Wednesday, March 24, 1999


ARTS AND ENTERTAINMENT

True Crime escapes capital punishment

Underground Sound

A passionless Hollywood

Bullock's Force carries new film

True Crime escapes capital punishment




Photo by Phil Bray

DO YOU KNOW WHO YOUR TALKING TO? YOU LUCKY PUNK... NO, WAIT... GOD I'M OLD. True Crime features a vintage Clint Eastwood who also directs the picture.



By Laszlo Benak

Gazette Staff

Clint Eastwood's latest producing, directing and acting effort tells a harrowing tale, but unfortunately it fails to accomplish anything unique and the result is a plot flying loosely around subplots, mixed with uninspiring sequences of action.

True Crime tells the story of a hard luck journalist looking to break the story of a lifetime. The movie takes place during the last 24 hours of convicted killer Frank Beachum's life. Beachum, played by Isaiah Washington, is in a race against time which will determine whether he lives or dies.

Fate takes over Steve Everett (Eastwood), as he tries to uncover the truth in the last precarious hours. However, due to his womanizing, unconvincingly portrayed by beautiful women less than half his age, Eastwood's life falls apart when he continues in his quest to stop a seemingly horrible injustice from occurring.

Herein lies the greatest strength of the film.

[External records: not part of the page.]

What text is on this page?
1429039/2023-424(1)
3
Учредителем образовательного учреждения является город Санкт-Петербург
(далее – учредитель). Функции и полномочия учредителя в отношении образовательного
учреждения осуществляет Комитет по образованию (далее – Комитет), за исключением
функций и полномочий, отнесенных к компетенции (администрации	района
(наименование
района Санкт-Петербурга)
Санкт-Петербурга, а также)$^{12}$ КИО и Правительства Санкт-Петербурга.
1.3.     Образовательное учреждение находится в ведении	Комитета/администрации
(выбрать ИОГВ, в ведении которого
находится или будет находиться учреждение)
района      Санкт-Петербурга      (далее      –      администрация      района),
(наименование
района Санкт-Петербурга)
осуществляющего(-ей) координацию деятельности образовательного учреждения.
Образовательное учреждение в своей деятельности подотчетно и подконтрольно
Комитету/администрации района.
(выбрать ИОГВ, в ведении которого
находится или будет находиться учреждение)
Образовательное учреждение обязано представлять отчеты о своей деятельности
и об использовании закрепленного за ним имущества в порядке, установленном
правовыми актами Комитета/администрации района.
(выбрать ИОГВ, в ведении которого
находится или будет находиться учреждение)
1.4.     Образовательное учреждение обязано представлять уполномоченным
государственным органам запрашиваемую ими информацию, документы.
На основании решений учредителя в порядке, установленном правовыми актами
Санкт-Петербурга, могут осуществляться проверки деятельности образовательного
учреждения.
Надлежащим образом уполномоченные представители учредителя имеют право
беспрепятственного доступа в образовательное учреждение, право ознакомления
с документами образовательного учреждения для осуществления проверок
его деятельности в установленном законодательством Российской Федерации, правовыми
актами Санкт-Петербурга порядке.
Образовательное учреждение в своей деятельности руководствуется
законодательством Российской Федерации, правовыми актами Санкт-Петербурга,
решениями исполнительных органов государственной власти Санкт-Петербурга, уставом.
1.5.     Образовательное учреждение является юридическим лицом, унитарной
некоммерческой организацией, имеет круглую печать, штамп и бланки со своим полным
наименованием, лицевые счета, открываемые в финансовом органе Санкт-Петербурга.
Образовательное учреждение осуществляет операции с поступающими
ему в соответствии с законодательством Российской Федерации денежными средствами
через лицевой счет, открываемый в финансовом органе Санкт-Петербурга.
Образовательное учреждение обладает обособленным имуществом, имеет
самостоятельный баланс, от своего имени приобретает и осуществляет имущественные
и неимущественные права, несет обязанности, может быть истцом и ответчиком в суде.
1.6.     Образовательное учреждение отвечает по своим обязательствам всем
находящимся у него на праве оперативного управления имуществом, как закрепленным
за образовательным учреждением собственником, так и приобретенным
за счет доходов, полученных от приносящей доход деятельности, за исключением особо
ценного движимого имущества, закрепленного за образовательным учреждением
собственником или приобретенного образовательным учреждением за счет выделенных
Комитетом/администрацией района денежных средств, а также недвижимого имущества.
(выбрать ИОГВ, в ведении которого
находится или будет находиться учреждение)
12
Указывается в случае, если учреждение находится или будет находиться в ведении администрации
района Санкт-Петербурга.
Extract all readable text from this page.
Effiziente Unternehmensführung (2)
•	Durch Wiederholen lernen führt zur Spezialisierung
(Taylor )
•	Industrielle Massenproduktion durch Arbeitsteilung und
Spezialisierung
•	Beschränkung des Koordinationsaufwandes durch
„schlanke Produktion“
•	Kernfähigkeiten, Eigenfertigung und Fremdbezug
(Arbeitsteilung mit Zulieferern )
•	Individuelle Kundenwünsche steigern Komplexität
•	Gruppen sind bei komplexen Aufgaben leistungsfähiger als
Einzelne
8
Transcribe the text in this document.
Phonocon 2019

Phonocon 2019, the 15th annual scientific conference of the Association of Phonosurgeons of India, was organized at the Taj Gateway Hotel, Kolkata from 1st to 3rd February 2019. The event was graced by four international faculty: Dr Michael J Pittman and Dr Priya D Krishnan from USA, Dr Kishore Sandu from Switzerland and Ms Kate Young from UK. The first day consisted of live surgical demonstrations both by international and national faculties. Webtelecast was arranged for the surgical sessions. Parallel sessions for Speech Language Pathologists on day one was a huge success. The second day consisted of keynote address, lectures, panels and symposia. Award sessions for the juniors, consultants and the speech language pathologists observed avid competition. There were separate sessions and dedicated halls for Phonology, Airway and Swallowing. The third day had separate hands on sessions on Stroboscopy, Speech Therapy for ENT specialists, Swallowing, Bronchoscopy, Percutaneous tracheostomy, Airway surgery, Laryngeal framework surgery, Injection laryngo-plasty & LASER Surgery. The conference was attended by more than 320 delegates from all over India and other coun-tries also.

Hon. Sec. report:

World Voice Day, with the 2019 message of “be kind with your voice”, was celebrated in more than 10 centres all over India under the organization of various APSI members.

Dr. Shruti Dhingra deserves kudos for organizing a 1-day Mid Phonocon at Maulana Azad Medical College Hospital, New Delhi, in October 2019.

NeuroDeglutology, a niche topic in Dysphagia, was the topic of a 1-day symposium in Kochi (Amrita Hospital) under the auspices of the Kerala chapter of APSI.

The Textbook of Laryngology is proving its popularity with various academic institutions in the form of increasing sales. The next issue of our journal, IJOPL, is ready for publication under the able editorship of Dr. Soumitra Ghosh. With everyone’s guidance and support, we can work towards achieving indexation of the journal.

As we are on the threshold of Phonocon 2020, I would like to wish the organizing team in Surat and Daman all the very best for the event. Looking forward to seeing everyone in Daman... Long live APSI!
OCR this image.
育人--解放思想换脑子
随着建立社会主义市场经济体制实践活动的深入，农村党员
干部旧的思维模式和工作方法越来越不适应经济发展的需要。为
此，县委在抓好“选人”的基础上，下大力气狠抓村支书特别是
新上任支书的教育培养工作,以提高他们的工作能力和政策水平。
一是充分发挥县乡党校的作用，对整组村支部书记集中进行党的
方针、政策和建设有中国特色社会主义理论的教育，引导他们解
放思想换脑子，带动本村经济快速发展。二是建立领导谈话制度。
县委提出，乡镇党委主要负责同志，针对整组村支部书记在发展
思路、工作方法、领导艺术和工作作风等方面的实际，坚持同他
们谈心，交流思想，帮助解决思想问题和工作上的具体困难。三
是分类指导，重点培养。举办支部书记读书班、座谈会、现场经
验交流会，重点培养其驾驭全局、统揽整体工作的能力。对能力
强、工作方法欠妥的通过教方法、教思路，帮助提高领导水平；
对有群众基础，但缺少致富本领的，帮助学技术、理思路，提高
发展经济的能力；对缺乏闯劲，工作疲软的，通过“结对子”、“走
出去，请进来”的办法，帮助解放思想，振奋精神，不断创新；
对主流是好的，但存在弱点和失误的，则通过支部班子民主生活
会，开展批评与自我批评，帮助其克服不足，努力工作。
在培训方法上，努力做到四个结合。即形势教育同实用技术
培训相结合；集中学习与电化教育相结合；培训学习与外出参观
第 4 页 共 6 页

The movie's ability to reveal each clue to the viewer helps intensify the plot and turn just another drama into an exciting detective flick.

The film successfully incorporates some tense flashback sequences to provide the viewer with a better picture of Washington's perilous situation. As a result of these flashbacks and a solid cast, True Crime succeeds in maintaining the audience's interest for most of the movie's duration.

In addition to Eastwood and Washington, the movie also features James Woods and Denis Leary. Both play very slick California newspaper editors.

Woods proves refreshing as Eastwood's often hilarious boss. He is particularly effective in a memorable scene in which he confronts Eastwood about his infidelity. The dependable Leary is also convincing as Eastwood's nemesis at the paper, while still managing to get the audience to side with his point of view. Washington provides perhaps the most moving performance of all, as he skillfully sways the audience to sympathize with his precarious situation.

Nevertheless, True Crime is undoubtedly an Eastwood vehicle. Simply through his screen presence he makes the movie more exciting, as the audience intently hangs onto each word he mutters. Although the unfolding plot and solid performances are successful in their attempt to intensify the film towards the climax, they can only carry the movie so far.

True Crime also suffers from overdrawn dialogue, especially during the first half. It produces nothing which effectively grabs the audience's attention until the film is well under way. Eastwood spends too much time focusing on the dull sub plot, which only seems to break up the pace of the main story line.

As the story unfolds, so do numerous holes in the plot. True Crime proves to be rather far-fetched and uninspiring, especially since the reasons behind Washington's death row sentence are totally unrealistic. Moreover, the movie contains many cliches which become regretfully predictable by the conclusion.

Audiences expect more from a renowned talent such as Eastwood, but he has certainly missed the mark. With what amounts to little more than a well acted, but standard drama, True Crime is ultimately disappointing.